The drums rarely veer from a mid-paced blast-beat, riffs are largely constructed from tremolo strummed power-chords, but lacking the harmony and melody of much black metal brings this music closer to dark grindcore than anything else, and just as limiting. This style, combined with the darker aesthetic and lo-fi production values, has often dubbed ‘war metal’. The vocals are a deep, guttural death metal growl, sometimes barely distinguishable from the overly distorted guitars, sometimes overpowering everything in the mix. Unpredictable volume on highly distorted vocals was to prove a favourite among a certain flavour of grindcore-infused black metal championed outside of Norway by the likes of Profanatica, Beherit, Impaled Nazarene, and Antaeus, sometimes known as ritual metal, sometimes war metal depending on the commentator. For an album that consists of static noise, ambient interludes, alienating growls, punctuated by the occasional thrash riff, it became surprisingly notorious.
This marked a new benchmark in obscurity at the dawn of a new decade. This was music that was not just extreme for the sake of outdoing peers; every aspect of it seemed to be designed to alienate the listener, this was music that did not want to be listened to. There is nothing charming about it. But this philosophy was taken up by black metal in particular and taken to heart by scenes in France, Sweden, Finland, the USA, and Norway.

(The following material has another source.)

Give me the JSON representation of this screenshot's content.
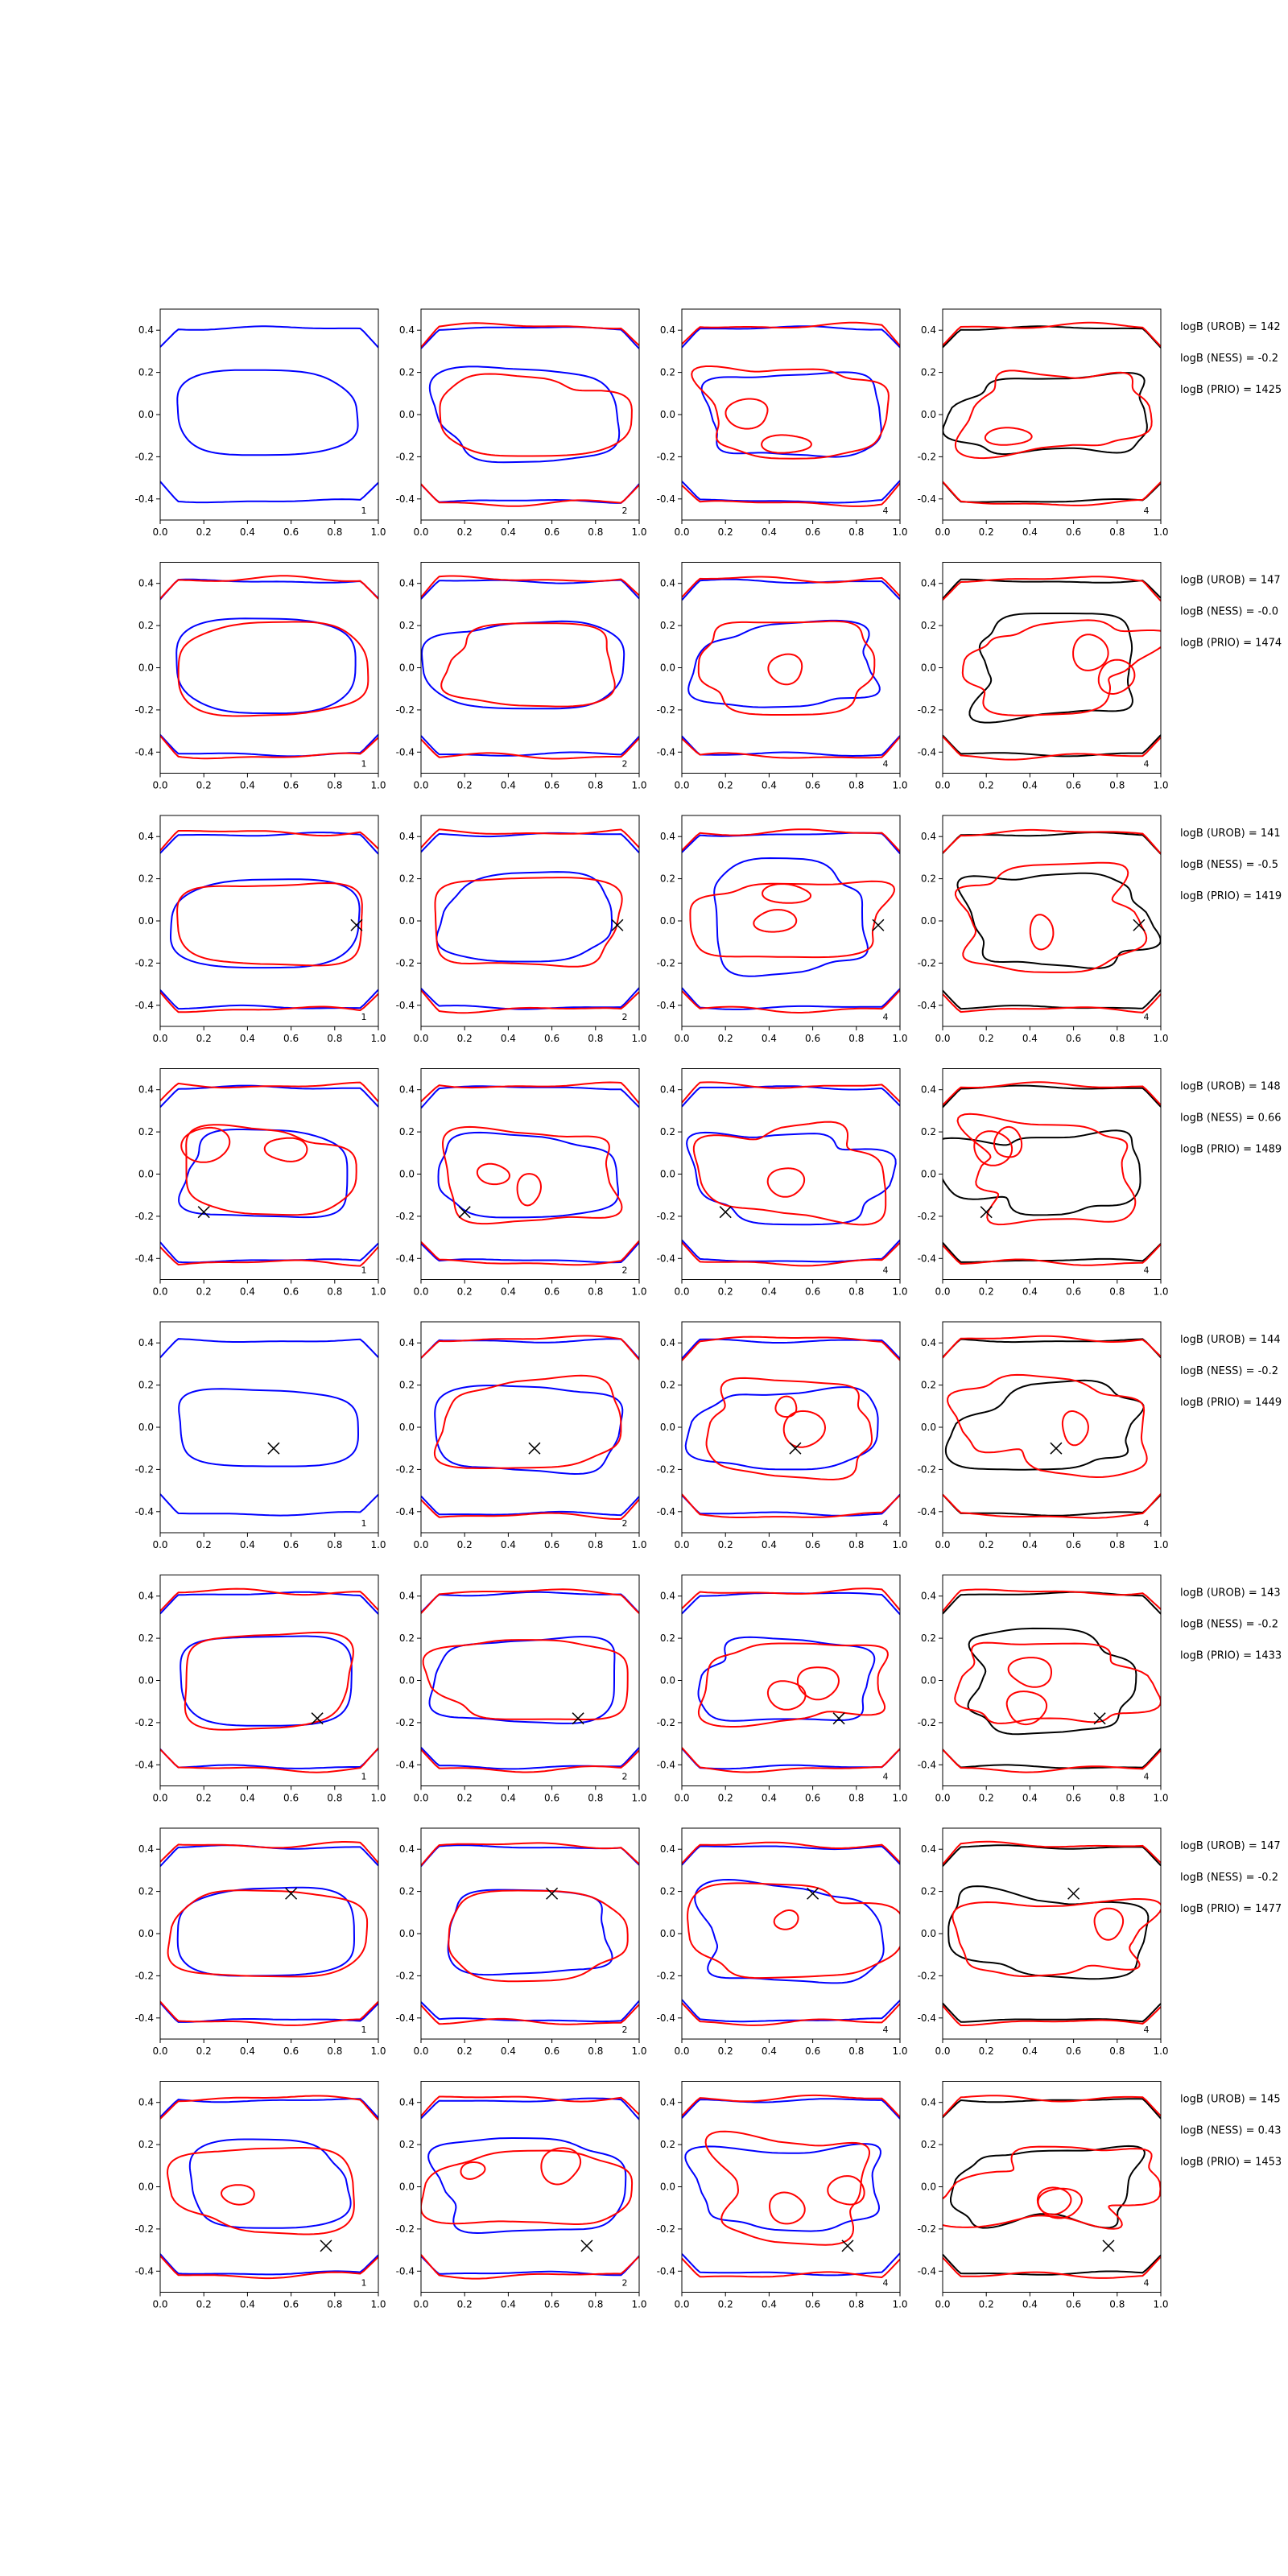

The three years chronological distance between these two releases may make a rigorous comparison unfair, but their standing in the catalogue of our history is roughly similar. Many artists of the next decade cited Blasphemy and Sarcofago as a key influence, but maybe not quite on the same standing as Bathory and Celtic Frost. It is not clear how much geography comes into play here. South America boasts a proud history of extreme metal, but in the late 1980s it was something of a rarity; did this add to the obscurity of Sarcofago’s music, turning them into a more visceral, more intense Celtic Frost? Did Blaspehmy’s isolation in Canada from any specific scene akin to Bay Area thrash or Tampa death metal drive these musicians to go beyond the bounds of what was acceptable in order to get noticed?
In terms of choosing the superior release, it has to be Sarcofago. This album is intensely fast and filled with emotion, but they dialled the music back at the point where Blasphemy were just getting started. This point turned out to be where music intersects with statement, the former retains at least some creative virtues that tempt a listener back for repeated listens, the latter is an interesting artistic experience, but is grounded in a need to alienate the listener to the point where they are discouraged from returning to the music at all. ‘Fallen Angel of Doom’ is afflicted with the short lifespan common to all novelties; nevertheless it proved to be a bomb, a catalyst that would explode on more developed artists and drive them to push the boundaries of alienating music whilst maintaining structure, a semblance of melody, of small olive branches to keep the listener coming back. There is no such respite in the music of Blasphemy. And if that’s not enough to convince one of the more enduring appeal of ‘INRI’ then the immortal lyrics of Deathrash’ should serve to sway the unconvinced:
If you area false don’t entry, the nuclear drums will crush your brain, because you will be burned and died, slaughtering all with intense pain
That’s not to say that Blasphemy were without their comedic appeal however.